I’ve kept myself in this narrative for most of my life in ways I don’t think I fully understood until last year, when I was the thinnest I’d been in my adult life and was rejected by a man after he saw me naked. I had felt relatively confident at the time, though not in my worth, but in my appearance. But he was judging me, comparing meto someone a decade younger who was shorter, thinner and blonde(r). This happened a year ago, and sent me on quite the healing journey. He was a catalyst of change, of accepting myself and realizing my worth comes from more than my physical being. I had shared dark baggage with him, and he with me, but it was not until he saw me physically naked that he was repulsed. Perhaps all the wounds manifested themselves onto my body like tattoos when he saw me or perhaps he’s just an asshole (likely the latter).
This guy was obsessed with numbering women, I was an 8, but he loved a 10, but it’s not like he hadn’t been with a 6 or 7… He had gone off his anti-depressants in order to lose weight, because “when I’m happy, I just don’t care if I’m fat.” His mom was gorgeous and treated his father like shit and he loved women that treated him the same way, plus she was short, thin and blonde. See the pattern yet? Our narratives had interlocked. I had felt compared for a good chunk of my life to women and girls I would never look like and here was this man whose own trauma was thrusting that knife deeper. I would never be what he wanted and instead of focusing on what I wanted, all I could see was that rejection and how it bolstered my narrative. For years men had only liked thin women or blonde women- I’d had an ex tell me I would be perfect if I were a blonde. I’d always been told, verbally and non-verbally- that I would be better if I looked a certain way.
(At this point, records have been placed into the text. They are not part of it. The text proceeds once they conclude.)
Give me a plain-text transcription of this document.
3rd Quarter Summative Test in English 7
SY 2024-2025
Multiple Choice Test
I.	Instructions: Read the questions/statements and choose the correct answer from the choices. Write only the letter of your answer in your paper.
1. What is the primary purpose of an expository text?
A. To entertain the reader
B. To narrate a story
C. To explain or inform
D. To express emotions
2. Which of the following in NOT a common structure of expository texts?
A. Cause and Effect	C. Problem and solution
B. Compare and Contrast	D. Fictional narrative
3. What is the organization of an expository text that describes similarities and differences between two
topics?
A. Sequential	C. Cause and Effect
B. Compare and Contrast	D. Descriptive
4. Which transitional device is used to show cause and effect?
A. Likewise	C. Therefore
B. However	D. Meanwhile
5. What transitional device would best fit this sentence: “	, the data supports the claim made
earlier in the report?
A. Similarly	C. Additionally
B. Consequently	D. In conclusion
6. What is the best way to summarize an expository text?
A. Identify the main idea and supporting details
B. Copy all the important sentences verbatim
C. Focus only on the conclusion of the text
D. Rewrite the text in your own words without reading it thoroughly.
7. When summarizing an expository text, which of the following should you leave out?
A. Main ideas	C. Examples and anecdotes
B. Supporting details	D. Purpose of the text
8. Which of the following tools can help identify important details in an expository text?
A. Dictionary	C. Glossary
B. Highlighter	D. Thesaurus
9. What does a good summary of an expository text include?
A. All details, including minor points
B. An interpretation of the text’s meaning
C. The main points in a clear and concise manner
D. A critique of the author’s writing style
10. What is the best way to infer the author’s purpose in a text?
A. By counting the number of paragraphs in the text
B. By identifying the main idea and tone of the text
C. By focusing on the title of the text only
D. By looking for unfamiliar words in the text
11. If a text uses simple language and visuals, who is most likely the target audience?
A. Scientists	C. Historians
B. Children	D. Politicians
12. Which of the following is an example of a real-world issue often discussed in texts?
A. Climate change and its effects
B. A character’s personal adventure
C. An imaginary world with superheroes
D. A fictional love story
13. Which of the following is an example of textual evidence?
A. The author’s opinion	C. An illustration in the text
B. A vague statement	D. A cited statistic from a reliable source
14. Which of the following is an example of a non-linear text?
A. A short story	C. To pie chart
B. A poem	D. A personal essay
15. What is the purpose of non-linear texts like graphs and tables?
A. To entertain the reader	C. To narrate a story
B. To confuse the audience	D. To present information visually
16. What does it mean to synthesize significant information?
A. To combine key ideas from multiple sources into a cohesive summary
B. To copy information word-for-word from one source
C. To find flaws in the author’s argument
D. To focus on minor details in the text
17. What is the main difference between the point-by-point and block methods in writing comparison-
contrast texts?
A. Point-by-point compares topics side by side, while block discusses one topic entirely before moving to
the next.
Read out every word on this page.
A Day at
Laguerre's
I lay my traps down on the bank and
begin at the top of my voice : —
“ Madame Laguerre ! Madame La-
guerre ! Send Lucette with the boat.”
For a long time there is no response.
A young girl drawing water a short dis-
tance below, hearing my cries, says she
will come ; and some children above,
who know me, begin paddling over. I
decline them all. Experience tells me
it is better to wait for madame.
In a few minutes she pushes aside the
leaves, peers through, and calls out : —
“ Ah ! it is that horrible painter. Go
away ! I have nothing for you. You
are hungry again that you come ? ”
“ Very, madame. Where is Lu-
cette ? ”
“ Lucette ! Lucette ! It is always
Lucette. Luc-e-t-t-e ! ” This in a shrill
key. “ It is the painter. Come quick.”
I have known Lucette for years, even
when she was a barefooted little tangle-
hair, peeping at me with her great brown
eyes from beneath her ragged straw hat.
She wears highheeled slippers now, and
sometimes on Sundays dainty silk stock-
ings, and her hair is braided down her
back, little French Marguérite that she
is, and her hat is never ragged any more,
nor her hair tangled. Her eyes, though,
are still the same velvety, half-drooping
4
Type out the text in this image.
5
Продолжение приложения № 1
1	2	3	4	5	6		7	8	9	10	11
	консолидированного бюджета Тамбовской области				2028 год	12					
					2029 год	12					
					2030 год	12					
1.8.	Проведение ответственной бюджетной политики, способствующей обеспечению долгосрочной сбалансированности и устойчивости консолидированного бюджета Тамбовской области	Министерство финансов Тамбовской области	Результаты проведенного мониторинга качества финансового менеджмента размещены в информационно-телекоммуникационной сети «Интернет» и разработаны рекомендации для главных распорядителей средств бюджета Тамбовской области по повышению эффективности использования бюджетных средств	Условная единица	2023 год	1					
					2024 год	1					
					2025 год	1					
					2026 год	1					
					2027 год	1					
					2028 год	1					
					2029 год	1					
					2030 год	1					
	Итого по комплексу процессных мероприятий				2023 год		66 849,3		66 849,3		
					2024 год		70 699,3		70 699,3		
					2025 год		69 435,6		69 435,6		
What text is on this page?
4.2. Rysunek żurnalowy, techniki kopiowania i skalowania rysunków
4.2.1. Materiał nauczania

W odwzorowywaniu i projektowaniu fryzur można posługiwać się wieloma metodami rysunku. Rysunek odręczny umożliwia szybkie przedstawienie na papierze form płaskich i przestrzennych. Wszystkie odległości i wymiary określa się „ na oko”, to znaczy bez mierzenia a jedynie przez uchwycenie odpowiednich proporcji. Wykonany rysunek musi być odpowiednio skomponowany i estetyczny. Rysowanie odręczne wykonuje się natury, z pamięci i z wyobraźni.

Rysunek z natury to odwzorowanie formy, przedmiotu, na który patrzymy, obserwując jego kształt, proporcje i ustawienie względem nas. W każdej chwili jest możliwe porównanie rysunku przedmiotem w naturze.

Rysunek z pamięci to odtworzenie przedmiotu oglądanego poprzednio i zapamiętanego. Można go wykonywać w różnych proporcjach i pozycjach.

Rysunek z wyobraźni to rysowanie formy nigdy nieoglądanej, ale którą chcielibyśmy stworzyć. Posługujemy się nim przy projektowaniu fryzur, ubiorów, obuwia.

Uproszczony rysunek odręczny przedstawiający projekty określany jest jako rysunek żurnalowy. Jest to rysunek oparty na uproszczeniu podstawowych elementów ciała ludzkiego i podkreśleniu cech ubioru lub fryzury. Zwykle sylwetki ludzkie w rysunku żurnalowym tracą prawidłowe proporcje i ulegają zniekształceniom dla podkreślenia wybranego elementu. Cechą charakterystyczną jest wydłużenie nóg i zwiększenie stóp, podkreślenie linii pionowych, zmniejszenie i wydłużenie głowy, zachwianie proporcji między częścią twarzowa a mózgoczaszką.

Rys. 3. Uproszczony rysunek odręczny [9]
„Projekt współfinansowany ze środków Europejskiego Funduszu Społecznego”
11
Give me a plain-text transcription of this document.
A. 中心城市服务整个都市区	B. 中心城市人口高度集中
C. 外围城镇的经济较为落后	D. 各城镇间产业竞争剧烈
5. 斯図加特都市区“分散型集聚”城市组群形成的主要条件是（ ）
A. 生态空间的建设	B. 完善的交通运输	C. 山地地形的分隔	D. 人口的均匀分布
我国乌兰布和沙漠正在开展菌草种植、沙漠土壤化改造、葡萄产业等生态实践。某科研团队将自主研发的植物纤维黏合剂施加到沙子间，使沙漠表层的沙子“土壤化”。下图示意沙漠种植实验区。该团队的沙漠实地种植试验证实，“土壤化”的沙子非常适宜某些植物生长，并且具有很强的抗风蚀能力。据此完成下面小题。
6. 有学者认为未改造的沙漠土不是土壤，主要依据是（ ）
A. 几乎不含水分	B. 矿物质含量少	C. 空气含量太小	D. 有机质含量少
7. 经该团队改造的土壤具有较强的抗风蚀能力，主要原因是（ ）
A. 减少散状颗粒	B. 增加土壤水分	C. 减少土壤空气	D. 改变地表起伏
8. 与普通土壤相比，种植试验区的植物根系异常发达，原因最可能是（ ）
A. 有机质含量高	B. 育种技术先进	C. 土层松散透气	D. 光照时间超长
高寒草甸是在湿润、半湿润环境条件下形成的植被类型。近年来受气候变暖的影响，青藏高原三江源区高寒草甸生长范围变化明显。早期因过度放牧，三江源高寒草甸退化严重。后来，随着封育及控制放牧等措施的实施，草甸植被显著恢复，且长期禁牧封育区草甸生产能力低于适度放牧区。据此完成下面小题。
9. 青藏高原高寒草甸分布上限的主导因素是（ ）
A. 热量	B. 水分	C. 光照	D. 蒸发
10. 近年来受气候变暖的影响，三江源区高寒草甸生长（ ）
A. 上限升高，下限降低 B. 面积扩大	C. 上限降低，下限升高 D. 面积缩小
This event led to the dissolution of a friendship that was tied up in body image and self worth, which I will talk about later, but I am telling you now so you understand how much it affected me in the moment. I spent hours meditating and crying over this person who I thought saw me so clearly, who had denied that I had any value. He endorsed my narrative, THE main narrative I’ve used to protect my heart: that my appearance is why I do not deserve deep, nurturing love. I didn’t understand that he couldn’t see my value because I couldn’t see it either.
This body thing comes back around over and over again in my life and I’ve decided to change the narrative. That’s why I started this blog, to help me re-write it. I’m meant to shake something up in a broader sense, and it seems like it has something to do with this bullshit. Why else would it keep popping up? Isn’t the way I can change the narrative to use it, to use my hurts, to help someone else?
Do I think deep down in my heart of hearts that I am unworthy of love because I wear a size 12. Or because I am a brunette and not a blonde. Or because I am the height of an Amazon, with long, strong legs and arms that can reach all the grocery shelves. No. I am worthy because I am a person who would never treat another like shit, and finally that includes myself.